Is Ripple Truly Decentralized, Though?
There have been countless arguments surrounding Ripple’s decentralization ever since its inception. Critics have brought forth so many accusations that even the company felt the need to prove and justify itself across its various social media accounts and blogs. It’s only natural for one to be wondering what the basis of these accusations are.
- Ripple Created XRP and Owns Most of the XRP Supply:
XRP was created by ‘Newcoin’ back in 2012, a corporation that changed its name to ‘OpenCoin’ a month later. In 2013, the company then proceeded to rename itself again and move to California, and this time it was called ‘Ripple Labs’. Finally in 2014, the company joined forces with a corporation in Delaware also named Ripple Labs, and that is the very same Ripple we know today.

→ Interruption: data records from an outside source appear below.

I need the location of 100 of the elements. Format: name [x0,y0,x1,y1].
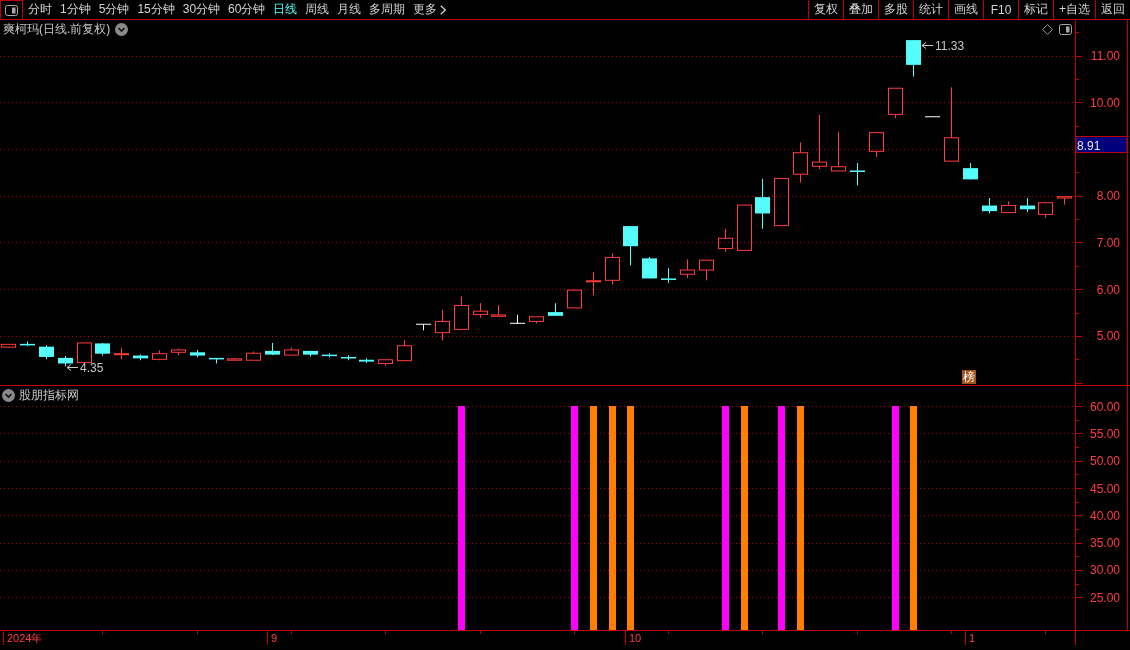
axis-label: 10.00 [1089,95,1120,110]
date-label: 2024年 [7,632,43,644]
candle [190,349,205,358]
doji-candle [510,314,525,324]
candle [303,350,318,357]
sidebar-toggle-button[interactable] [0,0,23,19]
period-tab[interactable]: 分时 [24,0,56,19]
date-label: 10 [629,632,642,644]
axis-label: 45.00 [1089,481,1120,496]
candle [718,228,733,253]
candle [284,347,299,356]
candle [906,39,921,78]
period-tab[interactable]: 月线 [333,0,366,19]
candle [114,347,129,360]
candle [95,342,110,357]
panel-icon[interactable] [1059,24,1072,35]
axis-label: 60.00 [1089,399,1120,414]
candle [265,342,280,356]
period-tab[interactable]: 日线 [269,0,302,19]
candle [869,131,884,158]
candle [793,141,808,184]
candle [20,341,35,347]
period-tab[interactable]: 15分钟 [133,0,179,19]
candle [812,114,827,170]
candle [359,357,374,364]
axis-label: 40.00 [1089,508,1120,523]
indicator-title: 股朋指标网 [19,388,79,402]
candle [322,352,337,358]
toolbar-button[interactable]: 叠加 [843,0,878,19]
rank-badge[interactable]: 榜 [962,370,976,384]
candle [246,350,261,361]
candle [850,162,865,186]
candle [1001,200,1016,214]
candle [378,358,393,367]
period-tab[interactable]: 周线 [301,0,334,19]
doji-candle [416,323,431,331]
candle [831,131,846,172]
candle [171,348,186,356]
candle [548,302,563,317]
toolbar-button[interactable]: 统计 [913,0,948,19]
toolbar-button[interactable]: 返回 [1095,0,1130,19]
period-tab[interactable]: 5分钟 [94,0,134,19]
axis-label: 7.00 [1096,235,1120,250]
toolbar-button[interactable]: 画线 [948,0,983,19]
candle [473,302,488,319]
axis-label: 55.00 [1089,427,1120,441]
more-menu[interactable]: 更多 [409,0,451,19]
candle [963,162,978,180]
candle [737,204,752,251]
candle [1020,197,1035,213]
candle [755,178,770,230]
candle [567,289,582,309]
period-tab[interactable]: 1分钟 [56,0,95,19]
toolbar-button[interactable]: 多股 [878,0,913,19]
candle [680,258,695,279]
arrow-icon [921,42,934,49]
toolbar-button[interactable]: F10 [983,0,1018,19]
axis-label: 8.00 [1096,189,1120,204]
candle [209,357,224,364]
candle [152,349,167,361]
extreme-price-label: 11.33 [935,39,965,53]
candle [341,354,356,361]
toolbar-button[interactable]: +自选 [1053,0,1095,19]
chart-title: 爽柯玛(日线.前复权) [3,22,111,36]
period-tab[interactable]: 多周期 [365,0,410,19]
candle [982,197,997,214]
period-tab[interactable]: 60分钟 [224,0,270,19]
candle [133,354,148,361]
axis-label: 30.00 [1089,563,1120,578]
period-tab[interactable]: 30分钟 [178,0,225,19]
dropdown-icon[interactable] [115,22,129,36]
axis-label: 50.00 [1089,454,1120,469]
axis-label: 25.00 [1089,590,1120,605]
candle [774,177,789,227]
candle [623,225,638,266]
candle [491,304,506,317]
candle [529,316,544,324]
candle [1057,196,1072,206]
arrow-icon [66,364,79,371]
toolbar-button[interactable]: 标记 [1018,0,1053,19]
axis-label: 6.00 [1096,282,1120,297]
toolbar-button[interactable]: 复权 [808,0,843,19]
price-tag: 8.91 [1075,136,1128,153]
date-label: 9 [271,632,278,644]
diamond-icon[interactable] [1042,24,1053,35]
candle [39,344,54,360]
date-label: 1 [969,632,976,644]
candle [586,271,601,296]
candle [605,252,620,285]
axis-label: 11.00 [1090,49,1120,63]
candle [397,339,412,362]
candle [58,355,73,367]
axis-label: 35.00 [1089,536,1120,551]
candle [227,357,242,361]
candle [435,309,450,342]
candle [699,259,714,281]
dropdown-icon[interactable] [2,388,15,402]
candle [661,267,676,284]
candle [77,342,92,364]
candle [642,256,657,279]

In 2013, about six months after the network began its journey, a trademark was filed by OpenCoin. However, Ripple owns the trademark today, and as the company itself claims, it did, in fact, create XRP. The company and its partners also hold and control the majority of the XRP supply.
- Ripple Controls the Consensus System
The consensus protocol works on the basis of trust, as each node on the XRP ledger has to put their faith on a certain number of validators on the network. Out of every group of a thousand or so nodes, 33 validators are selected who finalize transactions, and these 33 validators make up a list called the UNL or the Unique Node List that’s delivered to every node so that they can pick which validator to trust. What Ripple does is issue a recommended UNL list, and while supposedly the nodes can choose to ignore Ripple’s list, to date there have been only a precious few validators who have managed to earn that spot despite not being chosen by Ripple.
- Unlike Other Cryptocurrencies, Ripple Can Print More XRP
The Ripple ledger began with 100 billion XRPs, but there’s no finite supply of XRP, so hypothetically Ripple can print more tokens by making a code change in the software. And while this makes Ripple a trusted and steady system for all payments and money exchanges, it does make you question how decentralized it really is if its circulating supply can be changed by the company.
It’s undeniable that Ripple’s virtual payment protocol is useful and allows easy, comfortable, and secure transactions. But with all the evidence out there that provides solid proof of Ripple being a centralized network, after all, the constant claims Ripple makes of being decentralized (as can be seen in this article by the CTO of Ripple, David Schwartz) are potentially misleading, to say the least. Will they ultimately bring forth its downfall or continue to elevate its market status, remains to be seen.